The mathematics is simple: when 60-80% of project budgets go to personnel costs, oversight cannot remain theoretical.
The implementation gap
Current oversight mechanisms create an illusion of control. Organizations submit annual reports, undergo audits, provide documentation. Yet critical questions remain unanswered:
- How can a director invoice €21,352 monthly as a freelancer for years?
- How can an employee be reported working 157 hours while on 3 weeks annual leave?
- How can financial information remain restricted to just two people in organizations receiving 45% of their budget from EU funding?
Beyond policy
The challenge isn’t lack of regulation – it’s the gap between policy and implementation.
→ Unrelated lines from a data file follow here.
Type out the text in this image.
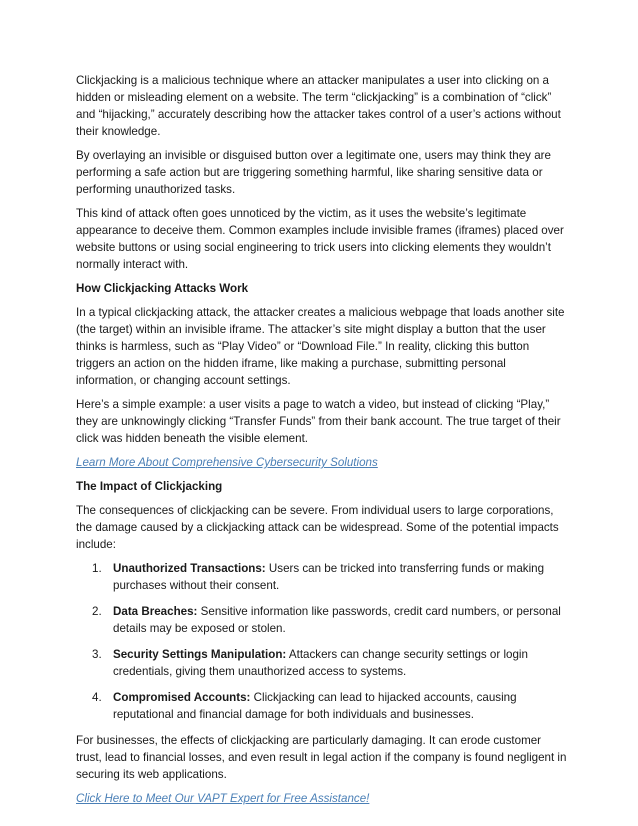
Clickjacking is a malicious technique where an attacker manipulates a user into clicking on a hidden or misleading element on a website. The term “clickjacking” is a combination of “click” and “hijacking,” accurately describing how the attacker takes control of a user’s actions without their knowledge.

By overlaying an invisible or disguised button over a legitimate one, users may think they are performing a safe action but are triggering something harmful, like sharing sensitive data or performing unauthorized tasks.

This kind of attack often goes unnoticed by the victim, as it uses the website’s legitimate appearance to deceive them. Common examples include invisible frames (iframes) placed over website buttons or using social engineering to trick users into clicking elements they wouldn’t normally interact with.

How Clickjacking Attacks Work

In a typical clickjacking attack, the attacker creates a malicious webpage that loads another site (the target) within an invisible iframe. The attacker’s site might display a button that the user thinks is harmless, such as “Play Video” or “Download File.” In reality, clicking this button triggers an action on the hidden iframe, like making a purchase, submitting personal information, or changing account settings.

Here’s a simple example: a user visits a page to watch a video, but instead of clicking “Play,” they are unknowingly clicking “Transfer Funds” from their bank account. The true target of their click was hidden beneath the visible element.

Learn More About Comprehensive Cybersecurity Solutions
The Impact of Clickjacking

The consequences of clickjacking can be severe. From individual users to large corporations, the damage caused by a clickjacking attack can be widespread. Some of the potential impacts include:

1. Unauthorized Transactions: Users can be tricked into transferring funds or making purchases without their consent.
2. Data Breaches: Sensitive information like passwords, credit card numbers, or personal details may be exposed or stolen.
3. Security Settings Manipulation: Attackers can change security settings or login credentials, giving them unauthorized access to systems.
4. Compromised Accounts: Clickjacking can lead to hijacked accounts, causing reputational and financial damage for both individuals and businesses.

For businesses, the effects of clickjacking are particularly damaging. It can erode customer trust, lead to financial losses, and even result in legal action if the company is found negligent in securing its web applications.

Click Here to Meet Our VAPT Expert for Free Assistance!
While equipment purchases undergo rigorous verification, personnel costs – the largest expense in most EU-funded projects – operate in a transparency vacuum.
The path forward
The solution doesn’t require new policies – just practical implementation of existing frameworks:
Real-time oversight
Transform theoretical oversight into practical monitoring through standardized reporting systems that track personnel costs as they occur, not months later during annual audits.
Practical implementation
Create clear frameworks for:
- Transparent salary structures in EU-funded positions
- Documentation requirements for all employment types
- Regular verification of reported hours
- Cross-project hour allocation monitoring
Immediate solutions
Through a six-month pilot project, we can transform oversight from concept to practice:
- Implement standardized reporting templates
- Establish clear verification procedures
- Create practical guidelines for organizations
- Develop training materials for implementation
Because sometimes the most effective solution isn’t creating new policies – it’s implementing the ones we have.